她沒想到葉蔓籽與朱子帆還有這麽個緣份,或許真是姻緣天注定。
在這個問題上,葉鍾氏還是沒打算立即鬆口,於她而言這樣定的婚有幾分丟臉,可翼郡王又不是那紈絝子弟,她就算不想允婚隻怕也不好開口。
“這事還是容我再想想,翼郡王那爹看來也與你公爹一樣不是個正經人。”
說到底,她是一朝怕蛇咬,十年怕井繩。
林瓏聞言,沒再下力氣勸說,有些事還得婆母自個兒想清楚明白,她再如何滿意朱子帆也不能越俎代皰。
當然比起這事,還有一事隻怕得更急著處理才是。
“婆母,兒媳婦總覺得這事有幾分古怪?”
葉鍾氏聞言,側頭看向林瓏,示意她接著說下去。
林瓏細思片刻,這才道,“按公爹的性子,他一向不管後院這些個事,怎麽突然間就想到拿小姑的婚事去換嫖資?兒媳婦想啊,這裏麵會不會也大有文章?”

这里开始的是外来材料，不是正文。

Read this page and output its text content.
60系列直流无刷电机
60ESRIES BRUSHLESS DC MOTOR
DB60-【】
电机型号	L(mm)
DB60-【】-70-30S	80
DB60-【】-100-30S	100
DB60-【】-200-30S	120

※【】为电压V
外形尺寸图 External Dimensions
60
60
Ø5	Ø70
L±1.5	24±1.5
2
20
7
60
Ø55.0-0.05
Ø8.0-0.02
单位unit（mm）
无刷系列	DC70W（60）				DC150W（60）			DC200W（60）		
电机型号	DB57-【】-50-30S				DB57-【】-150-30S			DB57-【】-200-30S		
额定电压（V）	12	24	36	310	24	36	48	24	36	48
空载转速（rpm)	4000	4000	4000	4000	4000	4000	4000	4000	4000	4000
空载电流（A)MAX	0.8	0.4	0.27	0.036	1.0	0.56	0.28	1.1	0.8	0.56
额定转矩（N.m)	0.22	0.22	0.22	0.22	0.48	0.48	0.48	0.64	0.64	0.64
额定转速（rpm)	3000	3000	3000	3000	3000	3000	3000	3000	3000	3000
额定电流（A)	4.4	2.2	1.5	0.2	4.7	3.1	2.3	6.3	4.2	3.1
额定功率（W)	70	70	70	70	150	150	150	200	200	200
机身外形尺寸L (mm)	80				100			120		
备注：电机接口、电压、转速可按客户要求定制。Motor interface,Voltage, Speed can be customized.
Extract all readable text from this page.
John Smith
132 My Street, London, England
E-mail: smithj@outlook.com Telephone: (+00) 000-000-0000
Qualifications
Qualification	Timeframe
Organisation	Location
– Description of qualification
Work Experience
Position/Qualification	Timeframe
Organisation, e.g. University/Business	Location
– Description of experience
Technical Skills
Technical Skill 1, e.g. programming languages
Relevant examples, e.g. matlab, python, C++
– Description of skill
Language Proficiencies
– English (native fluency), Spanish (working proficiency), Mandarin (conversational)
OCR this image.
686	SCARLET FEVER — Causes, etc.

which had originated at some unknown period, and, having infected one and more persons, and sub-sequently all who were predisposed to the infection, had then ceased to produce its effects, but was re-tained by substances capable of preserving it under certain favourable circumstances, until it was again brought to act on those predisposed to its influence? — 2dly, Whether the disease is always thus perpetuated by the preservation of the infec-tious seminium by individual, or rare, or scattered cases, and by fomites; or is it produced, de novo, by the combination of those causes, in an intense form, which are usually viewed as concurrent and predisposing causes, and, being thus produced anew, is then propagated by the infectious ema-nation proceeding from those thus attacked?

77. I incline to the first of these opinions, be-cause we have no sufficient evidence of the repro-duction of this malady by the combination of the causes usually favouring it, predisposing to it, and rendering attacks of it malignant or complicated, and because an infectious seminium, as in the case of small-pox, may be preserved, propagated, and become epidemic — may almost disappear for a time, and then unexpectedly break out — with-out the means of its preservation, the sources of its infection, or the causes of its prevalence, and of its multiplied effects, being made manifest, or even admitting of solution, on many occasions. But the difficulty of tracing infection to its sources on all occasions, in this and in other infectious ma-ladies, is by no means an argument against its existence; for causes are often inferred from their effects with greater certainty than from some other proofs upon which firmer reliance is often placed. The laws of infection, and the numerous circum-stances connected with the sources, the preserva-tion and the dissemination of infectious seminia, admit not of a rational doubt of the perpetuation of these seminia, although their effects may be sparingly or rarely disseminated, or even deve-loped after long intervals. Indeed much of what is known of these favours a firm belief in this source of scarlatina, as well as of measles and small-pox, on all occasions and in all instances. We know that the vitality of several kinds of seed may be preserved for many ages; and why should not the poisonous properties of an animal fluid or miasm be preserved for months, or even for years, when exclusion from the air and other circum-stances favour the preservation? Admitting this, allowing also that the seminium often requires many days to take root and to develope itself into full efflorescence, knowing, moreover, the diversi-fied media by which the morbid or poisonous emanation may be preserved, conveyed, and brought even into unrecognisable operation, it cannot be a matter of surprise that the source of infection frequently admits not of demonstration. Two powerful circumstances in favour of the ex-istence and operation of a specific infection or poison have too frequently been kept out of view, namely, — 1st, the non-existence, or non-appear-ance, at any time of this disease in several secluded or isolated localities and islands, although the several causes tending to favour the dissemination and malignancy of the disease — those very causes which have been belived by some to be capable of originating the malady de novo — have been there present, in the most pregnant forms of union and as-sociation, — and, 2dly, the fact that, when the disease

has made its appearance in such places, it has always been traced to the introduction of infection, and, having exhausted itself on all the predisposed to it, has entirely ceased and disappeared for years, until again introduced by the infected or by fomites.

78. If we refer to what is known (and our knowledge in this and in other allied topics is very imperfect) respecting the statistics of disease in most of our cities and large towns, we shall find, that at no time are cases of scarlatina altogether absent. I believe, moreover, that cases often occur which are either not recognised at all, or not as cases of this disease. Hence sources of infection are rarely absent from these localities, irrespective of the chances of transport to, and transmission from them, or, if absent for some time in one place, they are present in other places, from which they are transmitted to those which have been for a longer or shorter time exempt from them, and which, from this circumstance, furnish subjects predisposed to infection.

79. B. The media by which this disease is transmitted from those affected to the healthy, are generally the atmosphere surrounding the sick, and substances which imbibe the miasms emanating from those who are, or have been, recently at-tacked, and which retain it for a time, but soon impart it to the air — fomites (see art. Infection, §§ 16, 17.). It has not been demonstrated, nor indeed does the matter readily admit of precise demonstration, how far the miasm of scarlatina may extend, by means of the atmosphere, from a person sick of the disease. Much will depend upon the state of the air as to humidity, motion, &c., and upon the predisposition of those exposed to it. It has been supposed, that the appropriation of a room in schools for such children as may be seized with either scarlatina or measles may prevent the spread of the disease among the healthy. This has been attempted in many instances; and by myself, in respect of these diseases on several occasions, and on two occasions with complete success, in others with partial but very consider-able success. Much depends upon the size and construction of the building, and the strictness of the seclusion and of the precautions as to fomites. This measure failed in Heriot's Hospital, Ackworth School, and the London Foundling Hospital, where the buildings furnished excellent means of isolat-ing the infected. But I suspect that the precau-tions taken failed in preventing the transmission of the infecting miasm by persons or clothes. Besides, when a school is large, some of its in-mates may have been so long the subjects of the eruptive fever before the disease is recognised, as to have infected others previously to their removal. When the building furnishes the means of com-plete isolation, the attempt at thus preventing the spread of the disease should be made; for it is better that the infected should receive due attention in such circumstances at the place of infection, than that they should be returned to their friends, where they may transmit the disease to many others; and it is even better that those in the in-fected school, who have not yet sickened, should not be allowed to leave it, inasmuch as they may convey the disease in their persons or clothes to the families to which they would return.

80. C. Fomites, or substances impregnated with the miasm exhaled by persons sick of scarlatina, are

葉明恂幾乎是不理家下事的,以前還會想撈上幾個私房錢存著,後來給倆女兒搜出來沒收後,就更沒有心思管兒女,反正就是得過且過,隻要有女人就好。
葉鍾氏之前是氣過頭了,才會沒有深思到這一層,現在經林瓏提醒這才回過味兒來,自家兒媳婦說得有道理,葉明恂那等人哪會對女兒的婚事上心?肯定是背後有人嚼舌根,他才會把主意打到女兒的身上。
思及此,她的神色變得狠厲起來,“你不提我差點都忘了這一茬,肯定有人在葉明恂耳邊吹風了,哼,反正現在葉明恂不中用了,我們侯府也犯不著養那麽多個閑人。”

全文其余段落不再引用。